Great Expectations contains elements of the Gothic genre, especially Miss Havisham, the bride frozen in time, and the ruined Satis House filled with weeds and spiders.[85] Other characters linked to this genre include the aristocratic Bentley Drummle, because of his extreme cruelty; Pip himself, who spends his youth chasing a frozen beauty; the monstrous Orlick, who systematically attempts to murder his employers. Then there is the fight to the death between Compeyson and Magwitch, and the fire that ends up killing Miss Havisham, scenes dominated by horror, suspense, and the sensational.[117]

Silver-fork novel

Elements of the silver-fork novel are found in the character of Miss Havisham and her world, as well as Pip's illusions. This genre, which flourished in the 1820s and 1830s,[120] presents the flashy elegance and aesthetic frivolities found in high society. In some respects, Dickens conceived Great Expectations as an anti silver fork novel, attacking Charles Lever's novel A Day's Ride, publication of which began January 1860, in Household Words.[85][121] This can be seen in the way that Dickens satirises the pretensions and morals of Miss Havisham and her sycophants, including the Pockets (except Matthew), and Uncle Pumblechook.[85]

Historical novel

George III guinea, a gold coin worth 21 shillings, the coin illustrated here is a third Guinea equal to 7 shillings.

Though Great Expectations is not obviously a historical novel, Dickens does emphasise differences between the time that the novel is set (c. 1812–46) and when it was written (1860–1).

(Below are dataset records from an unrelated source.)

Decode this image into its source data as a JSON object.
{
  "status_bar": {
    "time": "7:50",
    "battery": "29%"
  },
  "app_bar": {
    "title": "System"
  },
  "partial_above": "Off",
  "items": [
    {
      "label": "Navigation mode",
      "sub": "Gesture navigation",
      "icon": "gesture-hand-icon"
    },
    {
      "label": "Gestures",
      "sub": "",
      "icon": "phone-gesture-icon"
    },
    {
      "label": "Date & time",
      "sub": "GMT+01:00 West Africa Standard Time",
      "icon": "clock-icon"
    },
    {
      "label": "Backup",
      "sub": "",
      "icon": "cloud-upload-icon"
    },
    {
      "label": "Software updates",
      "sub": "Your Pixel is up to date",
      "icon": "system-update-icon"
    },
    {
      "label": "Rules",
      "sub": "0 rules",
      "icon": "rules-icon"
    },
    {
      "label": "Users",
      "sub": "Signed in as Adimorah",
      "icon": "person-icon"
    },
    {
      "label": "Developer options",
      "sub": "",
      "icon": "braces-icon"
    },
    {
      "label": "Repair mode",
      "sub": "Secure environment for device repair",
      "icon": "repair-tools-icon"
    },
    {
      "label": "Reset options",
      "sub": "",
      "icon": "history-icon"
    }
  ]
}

Great Expectations begins around 1812 (the year of Dickens's birth), continues until around 1830–1835, and then jumps to around 1840–1845, during which the Great Western Railway was built.[85] Though readers today will not notice this, Dickens uses various things to emphasise the differences between 1861 and this earlier period. Among these details—that contemporary readers would have recognised—are the one pound note (in chapter 10) that the Bank Notes Act 1826 had removed from circulation;[122] likewise, the death penalty for deported felons who returned to Britain was abolished in 1835. The gallows erected in the swamps, designed to display a rotting corpse, had disappeared by 1832, and George III, the monarch mentioned at the beginning, died in 1820, when Pip would have been seven or eight.

Miss Havisham paid Joe 25 guineas, gold coins, when Pip was to begin his apprenticeship (in chapter 13); guinea coins were slowly going out of circulation after the last new ones were struck with the face of George III in 1799. This also marks the historical period, as the one pound note was the official currency at the time of the novel's publication. Dickens placed the epilogue 11 years after Magwitch's death, which seems to be the time limit of the reported facts. Collectively, the details suggest that Dickens identified with the main character. If Pip is around 23 toward the middle of the novel and 34 at its end, he is roughly modeled after his creator who turned 34 in 1846.[85]